Titled AATPSC dirilis pada 2013 silam alam berbagai format (CD, kaset pita,
vinyl, dan digital mp3). Ulasan-ulasan dari berbagai media tentang album debut
AATPSC ini juga terbilang bagus. Puja-puji tentang album ini selalu muncul di
media. The Jakarta Post menyebut AATPSC sebagai “…unassuming young men and
women who carved their own niche by playing music that is not only unique but
also a breakthrough in a scene…” BBC Indonesia menyatakan “AATPSC
disambut baik oleh pendengar musik indie tanah air, terima kasih kepada
kemampuan mereka membawakan melodi-melodi yang utopis.” South East Asia
Indie (SEA Indie) mengulas AATPSC “all the musical creativities have been
crytalized into one precious gem; a whimsical melodic and rhythmic style of
European music.” Sementara situs pemerhati musik indie Asia Tenggara The
Wknd menyebut musik AATPSC “sounds very français but very nusantara at the
same time, surprisingly.”
Elevation Books
merasa bahwa album Self Titled ini merupakan sebuah karya yang bagus.
Maka, atas dasar itulah Elevation Books kemudian menantang Aris Setyawan,
drummer band tersebut untuk menuliskan sebuah buku memoar proses kreatif.
Karena album ini layak didokumentasikan, diarsipkan, diabadikan dalam barisan
kata-kata dalam sebuah buku. Jadilah tantangan yang disambut Aris itu menjadi Wonderland:
Memoar Dari Selatan Yogyakarta.
merasa bahwa album Self Titled ini merupakan sebuah karya yang bagus.

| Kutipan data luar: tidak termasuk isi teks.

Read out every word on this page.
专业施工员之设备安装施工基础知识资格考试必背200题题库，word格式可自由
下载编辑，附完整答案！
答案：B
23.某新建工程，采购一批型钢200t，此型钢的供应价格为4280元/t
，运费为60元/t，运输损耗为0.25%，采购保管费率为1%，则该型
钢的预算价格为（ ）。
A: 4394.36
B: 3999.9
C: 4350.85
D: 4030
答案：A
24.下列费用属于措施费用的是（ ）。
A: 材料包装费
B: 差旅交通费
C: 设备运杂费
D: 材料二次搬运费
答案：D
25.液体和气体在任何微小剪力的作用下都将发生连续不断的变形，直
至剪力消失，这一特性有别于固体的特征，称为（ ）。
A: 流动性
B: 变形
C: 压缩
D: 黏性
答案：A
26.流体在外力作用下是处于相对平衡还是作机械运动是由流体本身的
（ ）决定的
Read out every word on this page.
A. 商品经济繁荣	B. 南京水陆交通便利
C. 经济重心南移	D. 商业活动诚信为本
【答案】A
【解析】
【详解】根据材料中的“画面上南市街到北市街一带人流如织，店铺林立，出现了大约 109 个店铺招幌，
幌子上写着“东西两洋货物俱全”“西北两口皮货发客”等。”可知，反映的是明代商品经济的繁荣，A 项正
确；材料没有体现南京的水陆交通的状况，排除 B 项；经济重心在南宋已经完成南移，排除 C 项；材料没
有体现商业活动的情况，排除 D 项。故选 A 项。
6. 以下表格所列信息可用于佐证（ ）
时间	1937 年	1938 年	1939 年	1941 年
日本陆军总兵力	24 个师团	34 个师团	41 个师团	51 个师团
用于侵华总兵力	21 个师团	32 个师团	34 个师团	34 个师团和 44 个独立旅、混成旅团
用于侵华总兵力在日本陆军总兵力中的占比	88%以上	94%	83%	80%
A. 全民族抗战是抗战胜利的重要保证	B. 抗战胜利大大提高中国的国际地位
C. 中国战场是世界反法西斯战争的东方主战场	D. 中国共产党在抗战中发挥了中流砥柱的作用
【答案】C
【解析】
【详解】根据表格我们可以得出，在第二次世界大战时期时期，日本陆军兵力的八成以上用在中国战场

Maka, atas dasar itulah Elevation Books kemudian menantang Aris Setyawan,
drummer band tersebut untuk menuliskan sebuah buku memoar proses kreatif.
Karena album ini layak didokumentasikan, diarsipkan, diabadikan dalam barisan
kata-kata dalam sebuah buku. Jadilah tantangan yang disambut Aris itu menjadi Wonderland:
Memoar Dari Selatan Yogyakarta.
Saat press
release ini ditulis, buku seri kedua C-45 tersebut telah tuntas melewati
proses percetakan. Saat ini siapapun yang mau memesan buku ini dapat
menghubungi surel info@elevationgroup.co atau WhatsApp di
081908480616.
release ini ditulis, buku seri kedua C-45 tersebut telah tuntas melewati
proses percetakan. Saat ini siapapun yang mau memesan buku ini dapat
menghubungi surel info@elevationgroup.co atau WhatsApp di
081908480616.
—————————————————————————————
Judul
Buku: Wonderland: Memoar Dari Selatan Yogyakarta
Buku: Wonderland: Memoar Dari Selatan Yogyakarta
Penulis: Aris Setyawan
Penerbit: Elevation Books
Waktu Terbit: Maret
2020
2020
Tentang Penulis
Aris Setyawan. Kelahiran Karanganyar,
Surakarta. Lulusan Jurusan Etnomusikologi Institut Seni Indonesia Yogyakarta.
Selain bekerja sebagai etnomusikolog, ia bermain drum dan menulis lirik di
Auretté and The Polska Seeking Carnival. Ia juga merupakan Co-founder dan
editor serunai.co.
Aris telah menerbitkan buku pertamanya dengan tajuk Pias: Kumpulan Tulisan
Seni dan Budaya (Cetakan pertama 2017. Cetakan kedua 2020). Aris dapat
dihubungi di surel arisgrungies@gmail.com, instagram
setyawanaris, twitter arissetyawan. Kerap bercerita di arissetyawan.net
Surakarta. Lulusan Jurusan Etnomusikologi Institut Seni Indonesia Yogyakarta.
Selain bekerja sebagai etnomusikolog, ia bermain drum dan menulis lirik di
Auretté and The Polska Seeking Carnival. Ia juga merupakan Co-founder dan
editor serunai.co.
Aris telah menerbitkan buku pertamanya dengan tajuk Pias: Kumpulan Tulisan
Seni dan Budaya (Cetakan pertama 2017. Cetakan kedua 2020). Aris dapat
dihubungi di surel arisgrungies@gmail.com, instagram
setyawanaris, twitter arissetyawan. Kerap bercerita di arissetyawan.net
Terimakasih telah membaca di Piool.com, semoga bermanfaat dan lihat juga di situs berkualitas dan paling populer Aopok.com, peluang bisnis online Topbisnisonline.com dan join di komunitas Topoin.com.